Deadly storm threatens mid-Atlantic region
CHARLOTTESVILLE, Va. -- At least three people are dead as remnants of Subtropical Storm Alberto, the first named storm of the season, pounds the mid-Atlantic Thursday night with flash floods possible. Two people were killed Wednesday by a mudslide in North Carolina while another died in a flood in central Virginia.
Search and rescue teams from across Virginia spent the day combing an area outside of Charlottesville looking for a couple who were swept away during Wednesday night's violent storm.
"There is one vehicle still unaccounted for and they haven't found it down the creek anywhere yet," said Captain Allen Carwile of the Lynchburg Fire Department.

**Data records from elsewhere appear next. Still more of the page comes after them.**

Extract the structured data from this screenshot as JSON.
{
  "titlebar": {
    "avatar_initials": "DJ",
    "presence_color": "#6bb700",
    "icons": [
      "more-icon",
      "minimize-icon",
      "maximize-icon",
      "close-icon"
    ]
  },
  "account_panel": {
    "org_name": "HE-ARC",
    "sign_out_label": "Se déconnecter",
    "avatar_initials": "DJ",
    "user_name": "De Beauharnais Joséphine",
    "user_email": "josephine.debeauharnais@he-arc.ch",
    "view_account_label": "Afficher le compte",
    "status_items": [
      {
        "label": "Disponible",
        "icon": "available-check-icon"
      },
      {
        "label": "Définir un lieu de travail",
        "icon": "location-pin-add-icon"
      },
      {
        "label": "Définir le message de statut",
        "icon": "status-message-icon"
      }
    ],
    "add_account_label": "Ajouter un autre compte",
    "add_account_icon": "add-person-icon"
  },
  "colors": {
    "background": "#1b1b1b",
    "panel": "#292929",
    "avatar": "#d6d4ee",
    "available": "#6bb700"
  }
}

Search-and-rescue teams think that the car that's missing would have been swept off of a road into Ivy Creek. Crews are going step by step with sticks checking piles of debris. They are looking for any signs of the two people that were believed to be inside the missing car.
CBS News has learned that 6 to 10 inches of rain came down very fast and created a flash flood and a lot of water inundated the road. The debris is waist high and well above the creek bed. It was a torrent of water that would have come on in a flash.
Authorities have declared a local emergency after powerful flood waters washed out large portions of county roads.
"Don't drive through standing water," Carwile urged. "Turn around and don't drown."
Police in Boone, North Carolina, say heavy rains caused a hillside to give way causing a massive mudslide which led to a gas explosion leaving one house in splinters. Two people were killed.
Vicki Powers watched as the river near her home creeped 50 yards from her front steps.
"Kinda scary ... it was pretty scary actually because it was like something creeping up on you, and it just kept getting worse," she said.